BRASÍLIA – Mesmo com o apelo e as críticas dos presidentes da Câmara e do Senado e o bombardeio da oposição, o governo não vai rever o decreto da presidente Dilma Rousseff que institui a Política Nacional de Participação Social e regulamenta a atuação dos conselhos populares, garante o ministro-chefe da Secretaria Geral da Presidência da República, Gilberto Carvalho. “E o Congresso vai ter que explicar para a sociedade por que derrotou uma proposta em que nada ofende”. Segundo Carvalho, o governo ficou muito assustado com a reação ao decreto, que, diz ele, não determina a criação de conselhos, mas estimula setores que não têm esta prática a adotá-la.
Há ao menos 40 conselhos e comissões dentro do governo. Não são suficientes? Qual a necessidade do decreto?
Ficamos muito assustados com a reação que houve. O decreto não determina criação de conselhos; o que faz é estimular que setores que não têm essa prática a adotarem-na. O decreto é para dar uma organizada geral nos conselhos e estimular novas formas de participação, como as mídias sociais. Temos consciência de que não se deve criar conselhos por decreto. Os que existem, quase todos foram criados por lei, ou seja, passaram pelo Congresso Nacional. É uma loucura esses caras dizerem que haverá um conselho, por exemplo, no Ministério da Defesa, que vai quebrar sigilos. O que o decreto faz é reconhecer a realidade. Se o Congresso tiver interesse em discutir conselhos, maravilha. Há muitos defeitos na representação.
Os conselhos hoje são apenas consultivos. O decreto dá mais poderes a eles?
Essa é uma bronca dos conselhos. Eles querem ter poder de decisão dentro do governo. Esse é um debate que nunca arriscamos. O governo resiste. Transitar do poder consultivo para o deliberativo é complicado. Aí, sim, haveria muita chiadeira. Mudaria o caráter do conselho, e isso precisaria passar pelo parlamento.
Outro temor é que decisões do governo tenham que ser submetidas a eles.
Não existe isso no texto. Os conselhos, que existem desde a década de 30, apenas contribuem com o Executivo, não decidem. Só o Conama (Meio Ambiente) e o Conanda (Criança e Adolescente) têm poder executivo. Lançamos o decreto num momento de confraternização com a sociedade civil. E, nesse clima eleitoral, alguns articulistas e órgãos de imprensa fizeram uma leitura enviesada e convenceram parlamentares de sua inconstitucionalidade.
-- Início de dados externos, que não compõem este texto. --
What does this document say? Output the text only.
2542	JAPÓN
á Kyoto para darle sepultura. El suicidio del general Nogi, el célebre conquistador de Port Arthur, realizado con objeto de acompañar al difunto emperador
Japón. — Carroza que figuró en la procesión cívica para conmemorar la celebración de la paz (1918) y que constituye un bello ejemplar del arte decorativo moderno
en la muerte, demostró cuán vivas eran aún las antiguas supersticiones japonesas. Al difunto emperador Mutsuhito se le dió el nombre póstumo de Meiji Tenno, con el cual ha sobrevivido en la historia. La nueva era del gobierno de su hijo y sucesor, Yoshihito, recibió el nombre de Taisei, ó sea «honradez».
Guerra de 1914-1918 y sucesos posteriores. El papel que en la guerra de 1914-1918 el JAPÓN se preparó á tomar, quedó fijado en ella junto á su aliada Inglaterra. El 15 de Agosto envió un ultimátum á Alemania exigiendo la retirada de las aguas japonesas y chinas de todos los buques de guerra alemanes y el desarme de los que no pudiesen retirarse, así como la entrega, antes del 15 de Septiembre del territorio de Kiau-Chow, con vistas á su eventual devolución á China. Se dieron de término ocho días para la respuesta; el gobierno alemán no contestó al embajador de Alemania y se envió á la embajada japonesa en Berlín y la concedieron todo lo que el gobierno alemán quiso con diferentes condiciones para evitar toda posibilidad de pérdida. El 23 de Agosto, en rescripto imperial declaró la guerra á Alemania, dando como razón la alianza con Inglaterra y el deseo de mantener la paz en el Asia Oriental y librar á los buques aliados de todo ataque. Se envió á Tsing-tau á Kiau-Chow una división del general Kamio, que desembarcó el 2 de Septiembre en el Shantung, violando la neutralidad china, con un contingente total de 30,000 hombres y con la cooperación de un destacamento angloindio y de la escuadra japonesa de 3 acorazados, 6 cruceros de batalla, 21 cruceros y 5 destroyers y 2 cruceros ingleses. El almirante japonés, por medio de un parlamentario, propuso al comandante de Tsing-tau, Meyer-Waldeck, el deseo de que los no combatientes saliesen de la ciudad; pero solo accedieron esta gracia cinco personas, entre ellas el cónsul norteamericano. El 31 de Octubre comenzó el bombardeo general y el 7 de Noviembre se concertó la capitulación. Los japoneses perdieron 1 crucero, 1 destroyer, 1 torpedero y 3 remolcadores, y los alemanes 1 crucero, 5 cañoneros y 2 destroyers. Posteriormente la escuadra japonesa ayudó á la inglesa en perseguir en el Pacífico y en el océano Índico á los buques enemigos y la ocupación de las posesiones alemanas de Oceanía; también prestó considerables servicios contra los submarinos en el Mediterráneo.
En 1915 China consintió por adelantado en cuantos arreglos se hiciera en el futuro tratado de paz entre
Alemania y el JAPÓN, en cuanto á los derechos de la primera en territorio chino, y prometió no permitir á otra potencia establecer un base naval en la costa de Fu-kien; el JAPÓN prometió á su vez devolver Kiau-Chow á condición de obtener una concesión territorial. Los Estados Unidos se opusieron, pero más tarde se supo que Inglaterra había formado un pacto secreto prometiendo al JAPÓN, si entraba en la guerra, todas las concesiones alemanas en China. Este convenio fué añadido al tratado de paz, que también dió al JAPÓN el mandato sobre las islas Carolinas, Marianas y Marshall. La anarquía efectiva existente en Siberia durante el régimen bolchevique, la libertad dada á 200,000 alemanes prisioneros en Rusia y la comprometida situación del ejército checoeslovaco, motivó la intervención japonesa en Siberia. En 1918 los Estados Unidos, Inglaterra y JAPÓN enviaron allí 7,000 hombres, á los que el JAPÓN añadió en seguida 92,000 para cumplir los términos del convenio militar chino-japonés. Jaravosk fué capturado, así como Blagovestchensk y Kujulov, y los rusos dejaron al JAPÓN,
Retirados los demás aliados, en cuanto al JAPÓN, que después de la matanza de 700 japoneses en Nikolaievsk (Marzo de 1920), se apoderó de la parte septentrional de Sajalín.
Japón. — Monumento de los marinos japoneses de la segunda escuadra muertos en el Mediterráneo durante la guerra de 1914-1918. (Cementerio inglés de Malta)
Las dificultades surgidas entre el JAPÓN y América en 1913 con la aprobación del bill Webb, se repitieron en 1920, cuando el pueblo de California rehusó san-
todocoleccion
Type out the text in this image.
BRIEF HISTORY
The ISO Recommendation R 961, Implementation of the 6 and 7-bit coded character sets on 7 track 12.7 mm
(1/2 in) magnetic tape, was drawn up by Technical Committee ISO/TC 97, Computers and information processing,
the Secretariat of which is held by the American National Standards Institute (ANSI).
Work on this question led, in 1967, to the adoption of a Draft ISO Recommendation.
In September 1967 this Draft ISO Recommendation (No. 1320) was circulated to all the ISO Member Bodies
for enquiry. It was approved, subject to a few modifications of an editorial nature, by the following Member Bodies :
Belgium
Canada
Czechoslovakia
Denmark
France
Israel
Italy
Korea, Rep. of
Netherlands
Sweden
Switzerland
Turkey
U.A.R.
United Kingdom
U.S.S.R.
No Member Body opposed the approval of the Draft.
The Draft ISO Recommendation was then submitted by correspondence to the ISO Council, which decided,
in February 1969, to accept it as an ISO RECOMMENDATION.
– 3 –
Os conselhos hoje só atuam na área de políticas sociais. Por que não, por exemplo, na economia?
Na atual correlação de forças e na formação do governo, vejo com muita dificuldade que se consiga criar uma participação social no Conselho Monetário Nacional (CMN) ou em outro conselho da área financeira. Até na área de infraestrutura é difícil. Tanto que o decreto não fala de conselhos nessa área. A novidade é que teremos um fórum de representação da sociedade no Itamaraty. Serão duas reuniões anuais para avaliação da nossa política externa. Insistimos que esses conselhos só beneficiam a sociedade, porque cobram do governo transparência. Dá trabalho essa coisa de ter que sentar, discutir, ouvir. Mas é necessário.
É zero a chance de a presidente rever o texto?
É zero! É zero! A gente prefere ser derrotado. E aí o Congresso vai ter que explicar para a sociedade porque derrotou uma proposta em que nada ofende. Não queremos briga. Se o Congresso aceitar, gostaríamos de fazer audiência pública para discutir a natureza e o amadurecimento da participação da sociedade. Não só por conta das manifestações. É didático. Um governo democrático tem que estar aberto para esse debate, se não vai gerando processos muito mais complexos, como os black blocs e outras formas que criam enormes problemas para a sociedade. A relação com os conselhos é imperfeita. Eles dão muito pau no governo. Há ministérios, e ministros, mais sensíveis a essa participação, mas há outros que não gostam, porque dá trabalho. É um espaço que não é de lazer nem de cooptação. Tem representatividade até de outros partidos. Não é coisa do PT.
O público das manifestações de junho é bem diferente do que frequenta conferências e conselhos, não?
Sim, daí a nossa inquietude de abrir para a participação das redes sociais nessas esferas. Em São Paulo, começou com o movimento da juventude ligada à questão da passagem de ônibus. Depois foi crescendo, houve repressão. Mas houve adesão de muitos setores, até conservadores. O lamentável é uma minoria que argumenta que a atuação da polícia na periferia justifica a violência nesses atos. Dizem que não agem contra as pessoas, mas contra os bancos. Mas também acabam destruindo lixeiras e placas de trânsito. Para eles, o PSTU e o PSOL representam a direita e nós, o governo, somos bandidos. Por isso os atos perderam fôlego.